Segundo o relato da vítima, ela foi agredida com joelhadas na cabeça, puxões de cabelo e golpes com objetos durante o ataque. Mirla afirmou que só não sofreu consequências ainda mais graves porque feirantes, seguranças e pessoas que estavam no local intervieram para conter a agressão. Após o ocorrido, ela registrou boletim de ocorrência e passou por exame no Instituto de Medicina Legal, onde foram constatados traumatismos múltiplos no crânio e lesões no pé esquerdo.
Mirla contou que manteve um relacionamento de 11 anos com o suspeito e que já possuía medida protetiva contra ele havia cerca de três meses, depois de episódios anteriores de ameaça e invasão de domicílio. Apesar da decisão judicial, Augusto passou a trabalhar há cerca de dois meses em uma banca próxima à da ex-companheira, também na Feira do Guará.
De acordo com a feirante, a situação se agravou no sábado, 2 de maio, após publicações feitas pelo suspeito em redes sociais com ofensas a ela e a familiares. No dia seguinte, Mirla procurou responsáveis pela banca onde Augusto trabalhava para relatar o problema. Ainda segundo a vítima, antes que conseguisse conversar sobre o caso, o ex-companheiro se aproximou, iniciou uma discussão e passou a agredi-la.
Augusto afirmou que estava em seu local de trabalho e que a ex-companheira teria ido ao espaço para afrontá-lo. Ele disse ter “perdido a cabeça”, mas negou que a agressão tenha ocorrido da forma relatada pela vítima.
Augusto respondeu por casos relacionados a violência doméstica, ameaça, lesão corporal, violação de domicílio e perturbação do sossego. Também consta uma condenação definitiva por tentativa de homicídio qualificado, com pena fixada em quatro anos de reclusão, além de registro relacionado ao porte de entorpecentes para consumo pessoal.
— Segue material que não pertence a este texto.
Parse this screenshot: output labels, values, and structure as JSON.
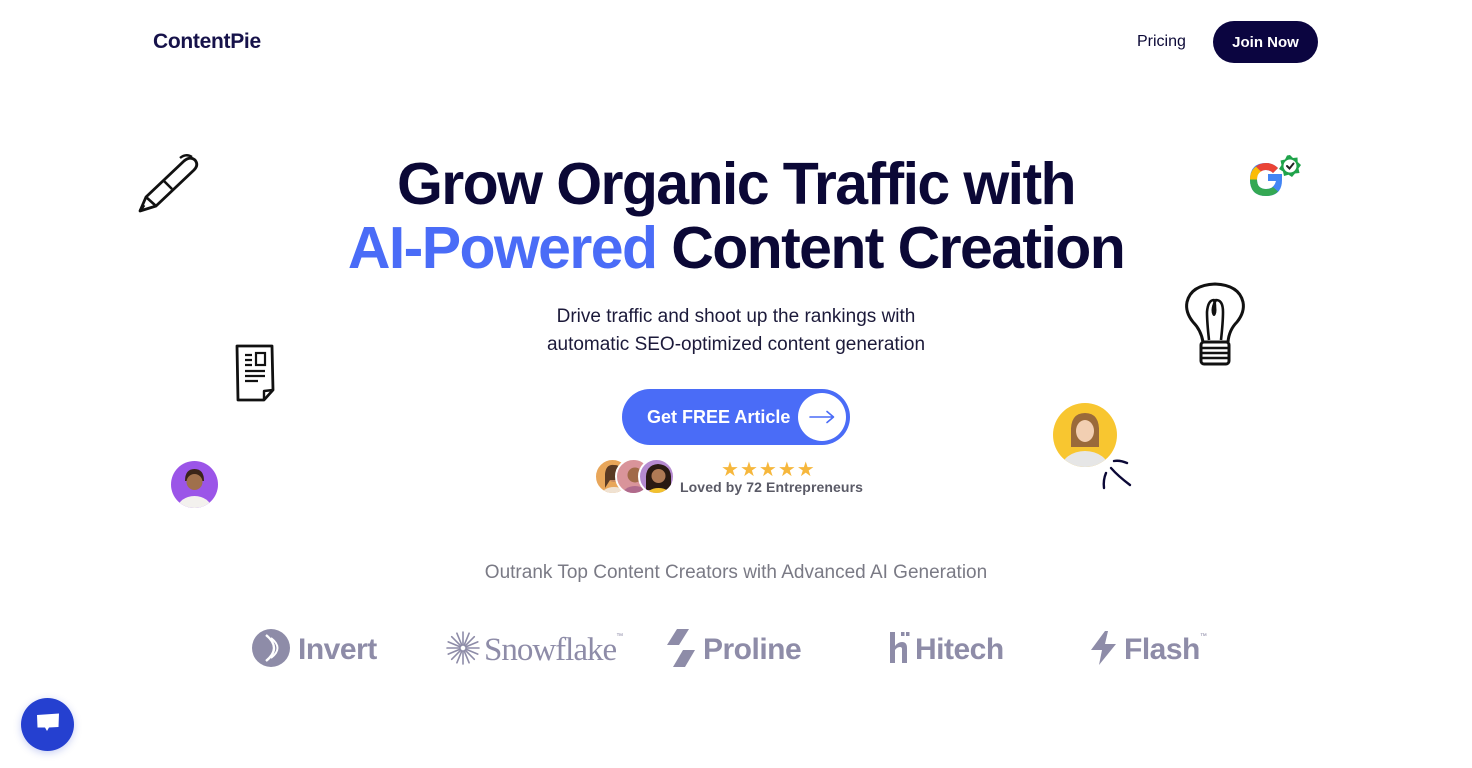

A Associação do Comércio Varejista dos Feirantes do Guará (Ascofeg), divulgou nota de repúdio ao episódio. A entidade classificou o caso como “um ato de violência no ambiente da feira”, manifestou solidariedade à feirante e destacou a atuação de seguranças e trabalhadores que ajudaram a conter a agressão. A associação também afirmou que a Feira do Guará deve permanecer como espaço de trabalho, convivência e segurança para comerciantes, colaboradores e frequentadores.